The Last Boat-Builder in Ballyvoloon” by Finbarr O’Reilly is set in a future where humanity has trapped itself on land after releasing artificial squid that were designed to filter plastic out of the ocean water. Unfortunately, the squid take that impulse to the extreme of removing all plastic found in the water, even if they are tiny ingested particles. Even worse, they reproduce and seem to have some level of intelligence. The narrator comes to Ballyvoloon, in southern Ireland, as part of a research mission regarding the squid. There he meets Más, an old-school fisherman, who rails against the fact the seas are now off limits.

The story is focused on atmospherics and world building, which is done skillfully in the background, as the two men form a sort of limited friendship. O’Reilly does an excellent job of balancing the melancholy of a world living with a colossal mistake and the human element represented by Más. The pacing, language and tone all work skillfully together to produce a whole that is more than the sum of its parts.

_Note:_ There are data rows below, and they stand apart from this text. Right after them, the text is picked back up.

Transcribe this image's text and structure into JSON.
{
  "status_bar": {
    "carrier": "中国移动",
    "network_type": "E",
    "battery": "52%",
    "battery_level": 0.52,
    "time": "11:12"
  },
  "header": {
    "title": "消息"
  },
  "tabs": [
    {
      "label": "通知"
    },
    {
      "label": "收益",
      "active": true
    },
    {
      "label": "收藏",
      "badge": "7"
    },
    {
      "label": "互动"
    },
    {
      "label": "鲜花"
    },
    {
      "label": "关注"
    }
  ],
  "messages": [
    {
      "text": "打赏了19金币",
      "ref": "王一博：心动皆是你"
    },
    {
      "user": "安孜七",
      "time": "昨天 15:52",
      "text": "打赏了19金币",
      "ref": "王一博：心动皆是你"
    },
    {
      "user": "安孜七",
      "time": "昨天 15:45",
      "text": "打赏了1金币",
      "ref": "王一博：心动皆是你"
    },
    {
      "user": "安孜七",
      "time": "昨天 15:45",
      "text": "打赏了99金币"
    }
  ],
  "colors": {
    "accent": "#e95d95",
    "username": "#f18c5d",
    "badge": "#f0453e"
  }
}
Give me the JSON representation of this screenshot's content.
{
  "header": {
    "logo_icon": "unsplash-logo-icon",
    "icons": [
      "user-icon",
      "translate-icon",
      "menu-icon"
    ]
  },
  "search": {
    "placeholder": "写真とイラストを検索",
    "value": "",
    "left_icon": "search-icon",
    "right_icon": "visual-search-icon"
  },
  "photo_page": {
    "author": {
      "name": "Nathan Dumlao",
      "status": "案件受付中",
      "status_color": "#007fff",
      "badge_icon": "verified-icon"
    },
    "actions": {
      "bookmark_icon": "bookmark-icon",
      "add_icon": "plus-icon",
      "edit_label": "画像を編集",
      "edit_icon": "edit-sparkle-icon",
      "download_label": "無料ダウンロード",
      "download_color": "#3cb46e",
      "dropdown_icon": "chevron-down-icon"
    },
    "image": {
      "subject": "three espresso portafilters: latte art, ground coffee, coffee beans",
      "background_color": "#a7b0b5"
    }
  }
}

The Psychology Game” by Xia Jia, translated by Emily Jin and Ken Liu is more of a think piece than an actual science fiction story. It sets up the scenario of a TV show where a person receives psychological counseling in front of a TV audience without knowing whether the therapist is a person or an AI. The idea is interesting, especially considering the fact that there are currently apps available for some types of counseling that seem to produce patient benefits. Thus, the ideas of Xia Jia’s story are both engaging and pertinent, but there is little of plot, narration, or actual science fiction. The alternating interview with the patient and background on the progress of AI does little to create any sort of narrative. In the end, the story is worth a read, but don’t expect any sort of plotline.

Intro to Prom” by Genevieve Valentine is a post-apocalyptic story set in an abandoned city where four children/young adults live under the dome that protects them from the rising waters that have covered the island where they lived. As they continue with their various rituals to fill the empty days we are gradually told the back story of how they came to be trapped underwater. While the writing is good, the story suffers from the problem common to this sort of “waiting around for the end of the world” story. There are only so many ways to spell ennui. The result is a story that doesn’t go anywhere because there isn’t anywhere to go, both in the sense of the physical restrictions placed on the story as well as the repetitive nature of the kids’ actions. We’ve seen this story so many times that there isn’t anything to be discovered in it. At this point, we’re just projecting millennial angst onto a different background for the umpteenth time.

Robert Turner is a professor and longtime SF/F fan.